The mortar ball was found beneath the White House porch after the move, buried in shallow dirt.

“From what I understand,” Swallow said, “Alfred White was the son of J.C. White. But his dad’s initials were also A.W. The story we like to tell — the one we like to think about — was that the son was sitting on the porch one day, made the ball, carved his name into it and tossed it under the porch.”

“To be honest,” Babcock said, “we were expecting [to find] a little more, based on the age of the house. But the things that were found were rather surprising.”

Those recoveries include glass containers — which historians believe might be a spice jar and an inkwell — a mortar ball, shards of broken china, an old horseshoe and a pair of bricks from the fireplace. The bricks were found in the remains of a fireplace that had been torn out long before the move, with American Firebrick Company, the Spokane masonry company, carved in the stone.

The American Firebrick Company, according to Swallow’s research, was founded in Spokane in 1902, one year before the J.C. White House was built.

“So the bricks used in the White House were some of the first bricks this company ever sold,” he said.

“That brickwork was so interesting,” Babcock agreed. “If you look at it closer, the ‘S’s are backward ... We don’t know why.”

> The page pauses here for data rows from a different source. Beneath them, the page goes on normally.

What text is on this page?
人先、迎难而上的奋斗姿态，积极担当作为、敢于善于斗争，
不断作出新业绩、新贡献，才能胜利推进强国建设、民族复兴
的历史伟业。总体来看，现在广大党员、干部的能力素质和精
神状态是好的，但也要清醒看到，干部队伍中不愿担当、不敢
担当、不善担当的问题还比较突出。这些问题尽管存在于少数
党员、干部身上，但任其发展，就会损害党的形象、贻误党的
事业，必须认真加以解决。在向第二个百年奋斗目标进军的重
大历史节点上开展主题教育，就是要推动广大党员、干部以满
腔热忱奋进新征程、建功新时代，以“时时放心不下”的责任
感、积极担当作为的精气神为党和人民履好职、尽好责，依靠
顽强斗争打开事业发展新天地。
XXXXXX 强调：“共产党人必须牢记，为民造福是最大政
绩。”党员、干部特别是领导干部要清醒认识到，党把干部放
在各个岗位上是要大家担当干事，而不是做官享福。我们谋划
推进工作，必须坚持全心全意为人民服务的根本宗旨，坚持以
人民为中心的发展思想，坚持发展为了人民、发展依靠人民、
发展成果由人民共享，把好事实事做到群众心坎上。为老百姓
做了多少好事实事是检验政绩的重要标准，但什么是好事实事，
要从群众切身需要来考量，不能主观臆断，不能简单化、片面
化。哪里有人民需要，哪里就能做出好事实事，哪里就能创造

Not yet, anyway. Babcock said Museum staff will evaluate the artifacts for clues that might help historians paint a clearer picture of Coeur d’Alene’s past. The J.C. White House is one of the last original homes in the area. Built in the wilder heydays of Coeur d’Alene’s infancy, its continued presence on Sherman Avenue represented a bridge between the past and the present. Now, as staff and organizers prepare to one day open the White House as the new Museum of North Idaho home, they plan for the historical legend to eventually become a bridge between the past and the future.

To do that, however, Babcock stressed there’s plenty of work still to be done.

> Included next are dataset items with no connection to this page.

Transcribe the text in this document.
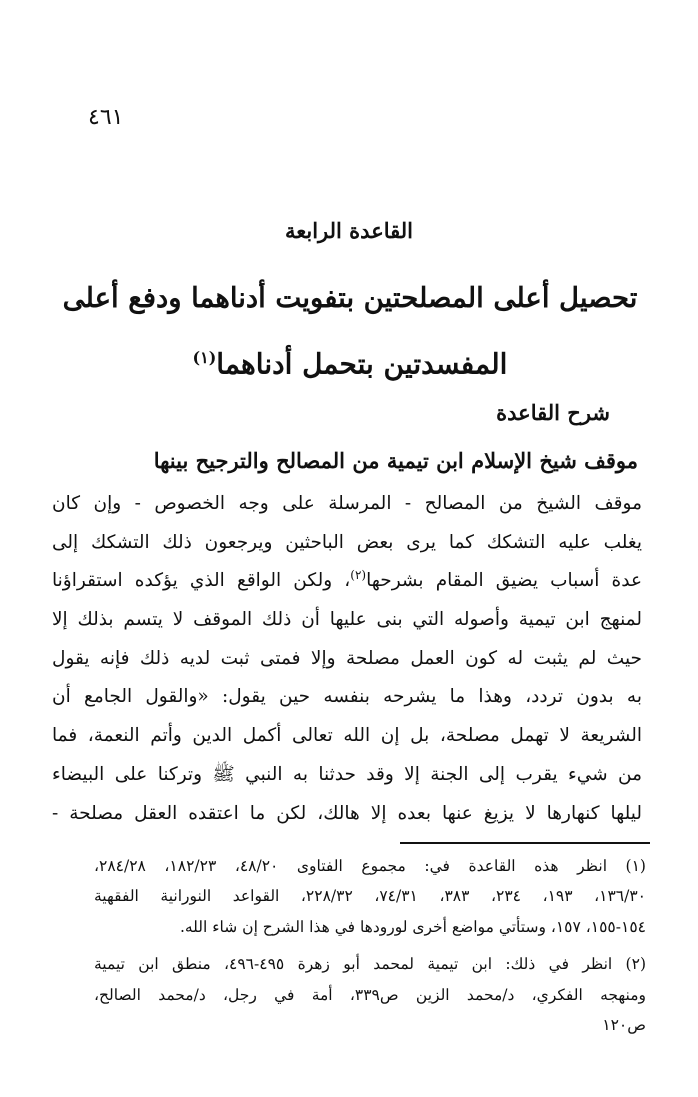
٤٦١
القاعدة الرابعة
تحصيل أعلى المصلحتين بتفويت أدناهما ودفع أعلى
المفسدتين بتحمل أدناهما$^{(١)}$
شرح القاعدة
موقف شيخ الإسلام ابن تيمية من المصالح والترجيح بينها
موقف الشيخ من المصالح - المرسلة على وجه الخصوص - وإن كان
يغلب عليه التشكك كما يرى بعض الباحثين ويرجعون ذلك التشكك إلى
عدة أسباب يضيق المقام بشرحها$^{(٢)}$، ولكن الواقع الذي يؤكده استقراؤنا
لمنهج ابن تيمية وأصوله التي بنى عليها أن ذلك الموقف لا يتسم بذلك إلا
حيث لم يثبت له كون العمل مصلحة وإلا فمتى ثبت لديه ذلك فإنه يقول
به بدون تردد، وهذا ما يشرحه بنفسه حين يقول: «والقول الجامع أن
الشريعة لا تهمل مصلحة، بل إن الله تعالى أكمل الدين وأتم النعمة، فما
من شيء يقرب إلى الجنة إلا وقد حدثنا به النبي ﷺ وتركنا على البيضاء
ليلها كنهارها لا يزيغ عنها بعده إلا هالك، لكن ما اعتقده العقل مصلحة -
(١) انظر هذه القاعدة في: مجموع الفتاوى ٤٨/٢٠، ١٨٢/٢٣، ٢٨٤/٢٨،
١٣٦/٣٠، ١٩٣، ٢٣٤، ٣٨٣، ٧٤/٣١، ٢٢٨/٣٢، القواعد النورانية الفقهية
١٥٤-١٥٥، ١٥٧، وستأتي مواضع أخرى لورودها في هذا الشرح إن شاء الله.
(٢) انظر في ذلك: ابن تيمية لمحمد أبو زهرة ٤٩٥-٤٩٦، منطق ابن تيمية
ومنهجه الفكري، د/محمد الزين ص٣٣٩، أمة في رجل، د/محمد الصالح،
ص١٢٠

“We do need to winterize it, first and foremost,” she said. “We were in kind of a hurry-up-and-wait mode for a while. We were kind of waiting for [the White House] to arrive, and it was worth the wait. But now we need to winterize it and do some minor repairs.”

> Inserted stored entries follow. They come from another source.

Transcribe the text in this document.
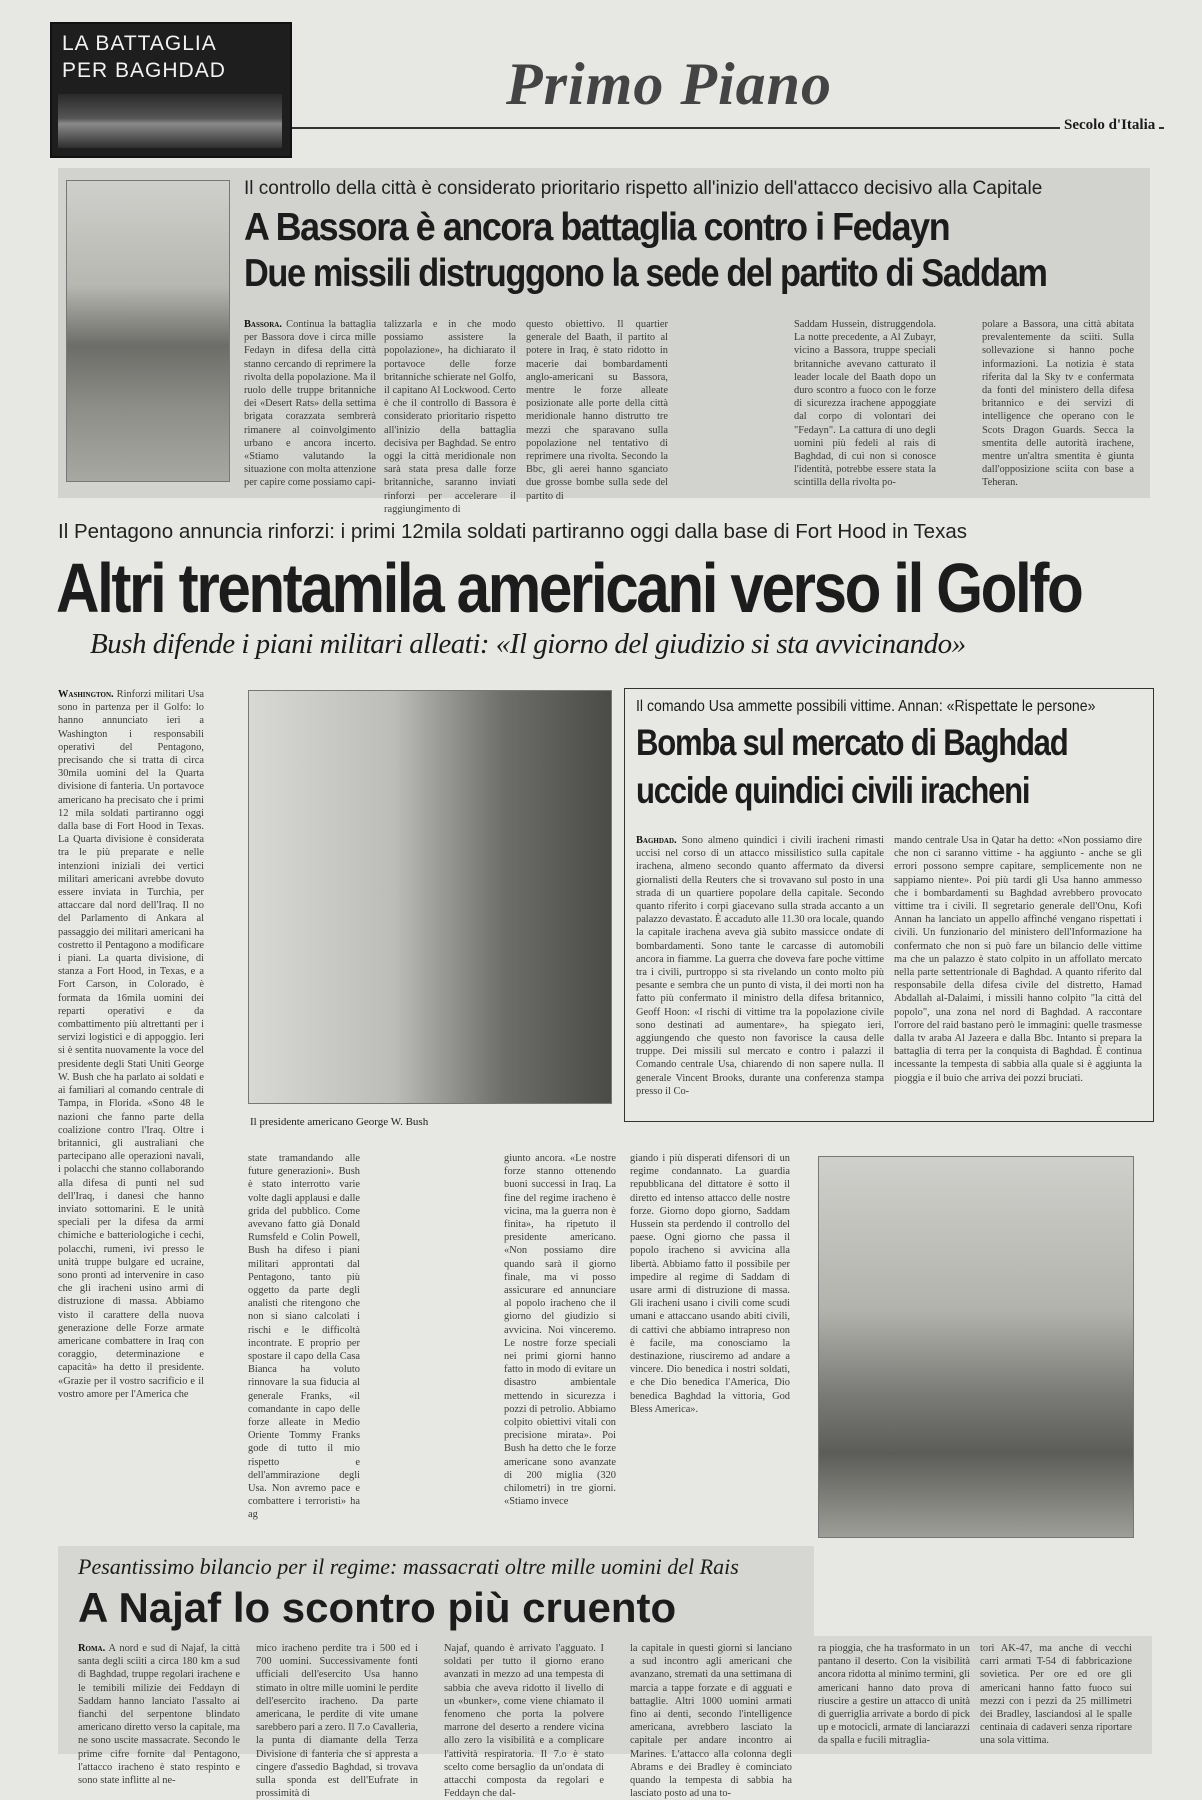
LA BATTAGLIA PER BAGHDAD	Primo Piano
Secolo d'Italia
Il controllo della città è considerato prioritario rispetto all'inizio dell'attacco decisivo alla Capitale
A Bassora è ancora battaglia contro i Fedayn
Due missili distruggono la sede del partito di Saddam
Bassora. Continua la battaglia per Bassora dove i circa mille Fedayn in difesa della città stanno cercando di reprimere la rivolta della popolazione. Ma il ruolo delle truppe britanniche dei «Desert Rats» della settima brigata corazzata sembrerà rimanere al coinvolgimento urbano e ancora incerto. «Stiamo valutando la situazione con molta attenzione per capire come possiamo capi-
talizzarla e in che modo possiamo assistere la popolazione», ha dichiarato il portavoce delle forze britanniche schierate nel Golfo, il capitano Al Lockwood. Certo è che il controllo di Bassora è considerato prioritario rispetto all'inizio della battaglia decisiva per Baghdad. Se entro oggi la città meridionale non sarà stata presa dalle forze britanniche, saranno inviati rinforzi per accelerare il raggiungimento di
questo obiettivo. Il quartier generale del Baath, il partito al potere in Iraq, è stato ridotto in macerie dai bombardamenti anglo-americani su Bassora, mentre le forze alleate posizionate alle porte della città meridionale hanno distrutto tre mezzi che sparavano sulla popolazione nel tentativo di reprimere una rivolta. Secondo la Bbc, gli aerei hanno sganciato due grosse bombe sulla sede del partito di
Saddam Hussein, distruggendola. La notte precedente, a Al Zubayr, vicino a Bassora, truppe speciali britanniche avevano catturato il leader locale del Baath dopo un duro scontro a fuoco con le forze di sicurezza irachene appoggiate dal corpo di volontari dei "Fedayn". La cattura di uno degli uomini più fedeli al rais di Baghdad, di cui non si conosce l'identità, potrebbe essere stata la scintilla della rivolta po-
polare a Bassora, una città abitata prevalentemente da sciiti. Sulla sollevazione si hanno poche informazioni. La notizia è stata riferita dal la Sky tv e confermata da fonti del ministero della difesa britannico e dei servizi di intelligence che operano con le Scots Dragon Guards. Secca la smentita delle autorità irachene, mentre un'altra smentita è giunta dall'opposizione sciita con base a Teheran.
Il Pentagono annuncia rinforzi: i primi 12mila soldati partiranno oggi dalla base di Fort Hood in Texas
Altri trentamila americani verso il Golfo
Bush difende i piani militari alleati: «Il giorno del giudizio si sta avvicinando»
Washington. Rinforzi militari Usa sono in partenza per il Golfo: lo hanno annunciato ieri a Washington i responsabili operativi del Pentagono, precisando che si tratta di circa 30mila uomini del la Quarta divisione di fanteria. Un portavoce americano ha precisato che i primi 12 mila soldati partiranno oggi dalla base di Fort Hood in Texas. La Quarta divisione è considerata tra le più preparate e nelle intenzioni iniziali dei vertici militari americani avrebbe dovuto essere inviata in Turchia, per attaccare dal nord dell'Iraq. Il no del Parlamento di Ankara al passaggio dei militari americani ha costretto il Pentagono a modificare i piani. La quarta divisione, di stanza a Fort Hood, in Texas, e a Fort Carson, in Colorado, è formata da 16mila uomini dei reparti operativi e da combattimento più altrettanti per i servizi logistici e di appoggio. Ieri si è sentita nuovamente la voce del presidente degli Stati Uniti George W. Bush che ha parlato ai soldati e ai familiari al comando centrale di Tampa, in Florida. «Sono 48 le nazioni che fanno parte della coalizione contro l'Iraq. Oltre i britannici, gli australiani che partecipano alle operazioni navali, i polacchi che stanno collaborando alla difesa di punti nel sud dell'Iraq, i danesi che hanno inviato sottomarini. E le unità speciali per la difesa da armi chimiche e batteriologiche i cechi, polacchi, rumeni, ivi presso le unità truppe bulgare ed ucraine, sono pronti ad intervenire in caso che gli iracheni usino armi di distruzione di massa. Abbiamo visto il carattere della nuova generazione delle Forze armate americane combattere in Iraq con coraggio, determinazione e capacità» ha detto il presidente. «Grazie per il vostro sacrificio e il vostro amore per l'America che
Il presidente americano George W. Bush
state tramandando alle future generazioni». Bush è stato interrotto varie volte dagli applausi e dalle grida del pubblico. Come avevano fatto già Donald Rumsfeld e Colin Powell, Bush ha difeso i piani militari approntati dal Pentagono, tanto più oggetto da parte degli analisti che ritengono che non si siano calcolati i rischi e le difficoltà incontrate. E proprio per spostare il capo della Casa Bianca ha voluto rinnovare la sua fiducia al generale Franks, «il comandante in capo delle forze alleate in Medio Oriente Tommy Franks gode di tutto il mio rispetto e dell'ammirazione degli Usa. Non avremo pace e combattere i terroristi» ha ag
giunto ancora. «Le nostre forze stanno ottenendo buoni successi in Iraq. La fine del regime iracheno è vicina, ma la guerra non è finita», ha ripetuto il presidente americano. «Non possiamo dire quando sarà il giorno finale, ma vi posso assicurare ed annunciare al popolo iracheno che il giorno del giudizio si avvicina. Noi vinceremo. Le nostre forze speciali nei primi giorni hanno fatto in modo di evitare un disastro ambientale mettendo in sicurezza i pozzi di petrolio. Abbiamo colpito obiettivi vitali con precisione mirata». Poi Bush ha detto che le forze americane sono avanzate di 200 miglia (320 chilometri) in tre giorni. «Stiamo invece
giando i più disperati difensori di un regime condannato. La guardia repubblicana del dittatore è sotto il diretto ed intenso attacco delle nostre forze. Giorno dopo giorno, Saddam Hussein sta perdendo il controllo del paese. Ogni giorno che passa il popolo iracheno si avvicina alla libertà. Abbiamo fatto il possibile per impedire al regime di Saddam di usare armi di distruzione di massa. Gli iracheni usano i civili come scudi umani e attaccano usando abiti civili, di cattivi che abbiamo intrapreso non è facile, ma conosciamo la destinazione, riusciremo ad andare a vincere. Dio benedica i nostri soldati, e che Dio benedica l'America, Dio benedica Baghdad la vittoria, God Bless America».
Il comando Usa ammette possibili vittime. Annan: «Rispettate le persone»
Bomba sul mercato di Baghdad
uccide quindici civili iracheni
Baghdad. Sono almeno quindici i civili iracheni rimasti uccisi nel corso di un attacco missilistico sulla capitale irachena, almeno secondo quanto affermato da diversi giornalisti della Reuters che si trovavano sul posto in una strada di un quartiere popolare della capitale. Secondo quanto riferito i corpi giacevano sulla strada accanto a un palazzo devastato. È accaduto alle 11.30 ora locale, quando la capitale irachena aveva già subito massicce ondate di bombardamenti. Sono tante le carcasse di automobili ancora in fiamme. La guerra che doveva fare poche vittime tra i civili, purtroppo si sta rivelando un conto molto più pesante e sembra che un punto di vista, il dei morti non ha fatto più confermato il ministro della difesa britannico, Geoff Hoon: «I rischi di vittime tra la popolazione civile sono destinati ad aumentare», ha spiegato ieri, aggiungendo che questo non favorisce la causa delle truppe. Dei missili sul mercato e contro i palazzi il Comando centrale Usa, chiarendo di non sapere nulla. Il generale Vincent Brooks, durante una conferenza stampa presso il Co-
mando centrale Usa in Qatar ha detto: «Non possiamo dire che non ci saranno vittime - ha aggiunto - anche se gli errori possono sempre capitare, semplicemente non ne sappiamo niente». Poi più tardi gli Usa hanno ammesso che i bombardamenti su Baghdad avrebbero provocato vittime tra i civili. Il segretario generale dell'Onu, Kofi Annan ha lanciato un appello affinché vengano rispettati i civili. Un funzionario del ministero dell'Informazione ha confermato che non si può fare un bilancio delle vittime ma che un palazzo è stato colpito in un affollato mercato nella parte settentrionale di Baghdad. A quanto riferito dal responsabile della difesa civile del distretto, Hamad Abdallah al-Dalaimi, i missili hanno colpito "la città del popolo", una zona nel nord di Baghdad. A raccontare l'orrore del raid bastano però le immagini: quelle trasmesse dalla tv araba Al Jazeera e dalla Bbc. Intanto si prepara la battaglia di terra per la conquista di Baghdad. È continua incessante la tempesta di sabbia alla quale si è aggiunta la pioggia e il buio che arriva dei pozzi bruciati.
Pesantissimo bilancio per il regime: massacrati oltre mille uomini del Rais
A Najaf lo scontro più cruento
Roma. A nord e sud di Najaf, la città santa degli sciiti a circa 180 km a sud di Baghdad, truppe regolari irachene e le temibili milizie dei Feddayn di Saddam hanno lanciato l'assalto ai fianchi del serpentone blindato americano diretto verso la capitale, ma ne sono uscite massacrate. Secondo le prime cifre fornite dal Pentagono, l'attacco iracheno è stato respinto e sono state inflitte al ne-
mico iracheno perdite tra i 500 ed i 700 uomini. Successivamente fonti ufficiali dell'esercito Usa hanno stimato in oltre mille uomini le perdite dell'esercito iracheno. Da parte americana, le perdite di vite umane sarebbero pari a zero. Il 7.o Cavalleria, la punta di diamante della Terza Divisione di fanteria che si appresta a cingere d'assedio Baghdad, si trovava sulla sponda est dell'Eufrate in prossimità di
Najaf, quando è arrivato l'agguato. I soldati per tutto il giorno erano avanzati in mezzo ad una tempesta di sabbia che aveva ridotto il livello di un «bunker», come viene chiamato il fenomeno che porta la polvere marrone del deserto a rendere vicina allo zero la visibilità e a complicare l'attività respiratoria. Il 7.o è stato scelto come bersaglio da un'ondata di attacchi composta da regolari e Feddayn che dal-
la capitale in questi giorni si lanciano a sud incontro agli americani che avanzano, stremati da una settimana di marcia a tappe forzate e di agguati e battaglie. Altri 1000 uomini armati fino ai denti, secondo l'intelligence americana, avrebbero lasciato la capitale per andare incontro ai Marines. L'attacco alla colonna degli Abrams e dei Bradley è cominciato quando la tempesta di sabbia ha lasciato posto ad una to-
ra pioggia, che ha trasformato in un pantano il deserto. Con la visibilità ancora ridotta al minimo termini, gli americani hanno dato prova di riuscire a gestire un attacco di unità di guerriglia arrivate a bordo di pick up e motocicli, armate di lanciarazzi da spalla e fucili mitraglia-
tori AK-47, ma anche di vecchi carri armati T-54 di fabbricazione sovietica. Per ore ed ore gli americani hanno fatto fuoco sui mezzi con i pezzi da 25 millimetri dei Bradley, lasciandosi al le spalle centinaia di cadaveri senza riportare una sola vittima.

Some of those repairs were the result of a nerve-wracking, 11-block move.

“We definitely had a little bit of damage from [brushing against] the trees,” Babcock said. “What we were really looking out for was the release [from its reinforcement beams]. They had to install some wood on the walls and brace the walls for the move. They had to reinforce the beams. And the house needed some work anyway. We’ll obviously do some interior and exterior renovations. We’re rebuilding the porch because it was a characteristic everyone enjoyed.”

She added that all things being equal, the house survived the move in great shape.

“The paint got a little scratched up in places,” she said. “I think we lost a little piece of the roof. But it needed a new paint job. It needed a new roof. What I was really worried about were the windows: I thought, ‘Oh, my gosh, please don’t let any of those windows break.’ Those windows have some gorgeous craftsmanship to them. So I was very happy when it was over.”

One of the mysteries of early 20th century Coeur d’Alene culture was one Babcock said she already knew but never thought about until helping prepare to turn the White House into a museum.

“It only has one bathroom,” she said. “All those bedrooms, and they only had one bathroom ... So we have to install some public bathrooms on both floors ... And the building doesn’t have any heat, not in the galleries. We have some [heat] in the office spaces, but we obviously can’t open unless we get the heat going. As we’ve learned these past few months, it can get cold here in North Idaho.”

While moving the historic house was an attempt to hold onto Coeur d’Alene’s past, organizers recognize they’re pressed with a demanding future. Museum staff is required to occupy the space by December 2020. Babcock said the current timetable is to have a fully functioning realization of the Museum’s new home by January 2023.